After introducing the problem and laying out the regulatory context, the report presents the results of our analysis of the most comprehensive database on false and misleading advertising available: FDA’s enforcement letters to pharmaceutical companies engaging in deceptive marketing practices. We look at five years of letters to see what kinds of false messages pharmaceutical companies are directing toward whom and how. We also explain why those numbers are grotesque understatements of the problem. One reason they are understatements is that they mostly address conventional advertising, such as ads in professional journals or on TV; they rarely address sales representative statements or the presentations made by doctors consulting for the drug marketer. The latter activities are currently beyond the FDA’s resources to monitor.
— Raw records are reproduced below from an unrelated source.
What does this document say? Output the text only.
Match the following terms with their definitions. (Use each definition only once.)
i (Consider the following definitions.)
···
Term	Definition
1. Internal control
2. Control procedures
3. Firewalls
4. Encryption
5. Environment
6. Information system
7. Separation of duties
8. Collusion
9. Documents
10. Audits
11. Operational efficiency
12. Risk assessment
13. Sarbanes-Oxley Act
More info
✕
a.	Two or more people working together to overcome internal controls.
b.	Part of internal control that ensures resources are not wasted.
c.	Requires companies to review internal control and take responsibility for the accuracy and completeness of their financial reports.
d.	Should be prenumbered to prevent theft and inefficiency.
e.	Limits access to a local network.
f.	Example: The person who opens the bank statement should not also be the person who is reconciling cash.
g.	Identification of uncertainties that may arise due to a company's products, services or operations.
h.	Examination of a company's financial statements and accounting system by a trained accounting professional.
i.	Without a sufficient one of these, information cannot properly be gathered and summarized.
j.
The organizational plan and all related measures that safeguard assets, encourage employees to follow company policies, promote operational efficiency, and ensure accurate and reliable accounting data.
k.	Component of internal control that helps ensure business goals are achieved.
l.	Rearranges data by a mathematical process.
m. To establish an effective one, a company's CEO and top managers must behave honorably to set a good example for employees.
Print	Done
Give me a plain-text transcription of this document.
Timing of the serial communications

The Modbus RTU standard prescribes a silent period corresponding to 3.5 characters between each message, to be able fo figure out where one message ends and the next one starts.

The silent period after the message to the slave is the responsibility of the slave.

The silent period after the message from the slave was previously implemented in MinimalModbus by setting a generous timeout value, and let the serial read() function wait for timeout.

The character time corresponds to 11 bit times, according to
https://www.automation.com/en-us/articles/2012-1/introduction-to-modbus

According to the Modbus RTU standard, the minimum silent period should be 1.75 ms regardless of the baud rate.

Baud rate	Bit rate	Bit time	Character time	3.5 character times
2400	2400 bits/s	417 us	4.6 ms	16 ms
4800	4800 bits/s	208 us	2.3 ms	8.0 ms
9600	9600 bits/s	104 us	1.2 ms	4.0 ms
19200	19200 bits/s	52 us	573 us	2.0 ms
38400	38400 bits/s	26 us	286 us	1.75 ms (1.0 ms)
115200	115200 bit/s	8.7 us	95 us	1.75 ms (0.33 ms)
Then we look at the ways the FDA currently fails to address even the classic advertising slice of the false marketing problem, the one it monitors as closely as it can. As part of our evidence of the FDA’s failure, we describe the high rates of “general recidivism,” that is, drug marketers that have received multiple letters from the FDA about their false or misleading marketing, and “specific recidivism,” that is, drug marketers who have received multiple letters about their advertisements for a single drug, advertisements that are all false or misleading in the same way.
We complete our analysis of the deceptive marketing problem by focusing on the marketing outside of the FDA’s routine review. Specifically, we focus on prescription drug sales representatives and clinical trials. Sales representatives are powerful marketing forces because they have many opportunities to interact with physicians, and the evidence shows that they give false and misleading information far too often. As disturbing as our findings in this area are, they may be mitigated to some extent, given that doctors may expect sales representatives to present misleading information. After all, their job is to sell drugs, not educate physicians. Clinical trials, however, are the cornerstone of prescription drug science, and few physicians let alone patients would anticipate the extent to which drug marketers shape and control them.
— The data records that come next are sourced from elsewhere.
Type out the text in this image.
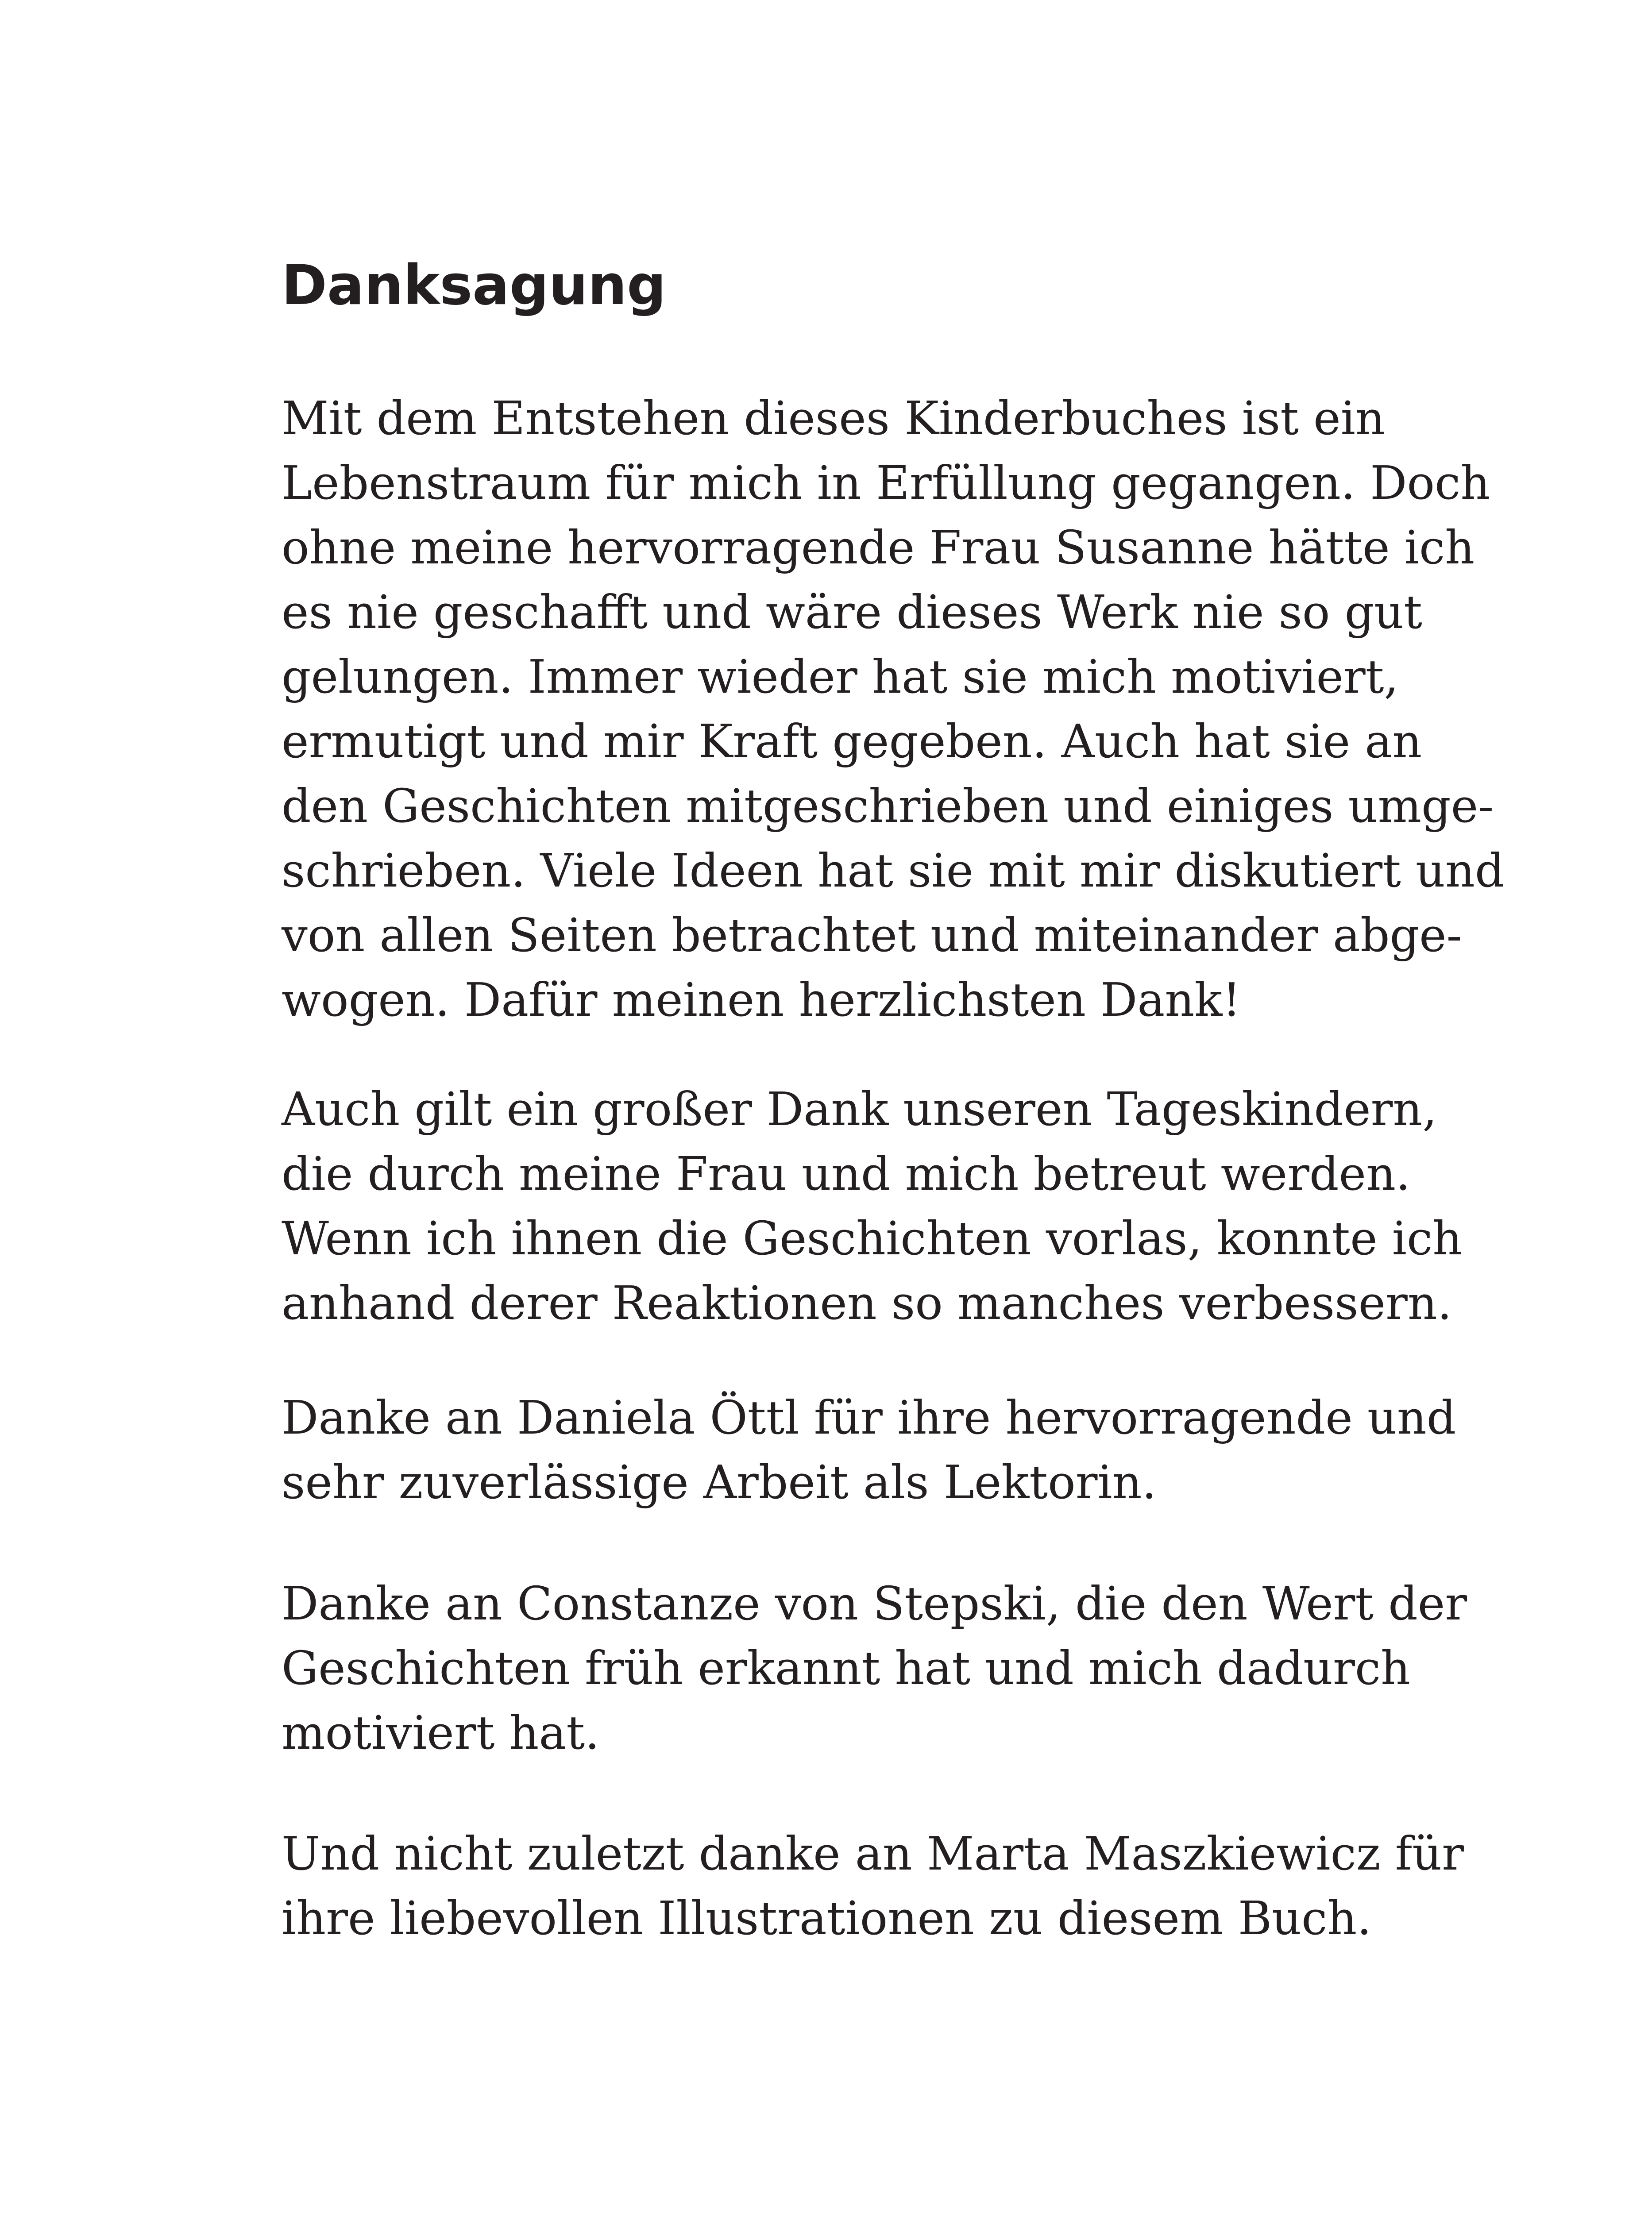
Danksagung

Mit dem Entstehen dieses Kinderbuches ist ein
Lebenstraum für mich in Erfüllung gegangen. Doch
ohne meine hervorragende Frau Susanne hätte ich
es nie geschafft und wäre dieses Werk nie so gut
gelungen. Immer wieder hat sie mich motiviert,
ermutigt und mir Kraft gegeben. Auch hat sie an
den Geschichten mitgeschrieben und einiges umge-
schrieben. Viele Ideen hat sie mit mir diskutiert und
von allen Seiten betrachtet und miteinander abge-
wogen. Dafür meinen herzlichsten Dank!

Auch gilt ein großer Dank unseren Tageskindern,
die durch meine Frau und mich betreut werden.
Wenn ich ihnen die Geschichten vorlas, konnte ich
anhand derer Reaktionen so manches verbessern.

Danke an Daniela Öttl für ihre hervorragende und
sehr zuverlässige Arbeit als Lektorin.

Danke an Constanze von Stepski, die den Wert der
Geschichten früh erkannt hat und mich dadurch
motiviert hat.

Und nicht zuletzt danke an Marta Maszkiewicz für
ihre liebevollen Illustrationen zu diesem Buch.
We conclude with concrete solutions that states can take now and offer recommendations for addressing FDA’s problems. Fortunately, steps the states can take are powerful enough to rein in the drug marketers to the point where the public can again be confident that they and their doctors are consistently receiving accurate information. Best of all, the state steps are inexpensive.
THE APPENDIX—CASE STUDIES
To fill in the big picture of deceptive marketing we sketch, we present six case studies of deceptive marketing of prescription drugs in the appendix, located in the center spread. Four—Vioxx, OxyContin, Paxil, and Neurontin—are offered primarily to illustrate different features of the problem and to convey how deceptive messages can permeate drug marketing. Two other case studies, Accutane and Tindamax, are included to highlight the FDA’s inability to police drug marketers.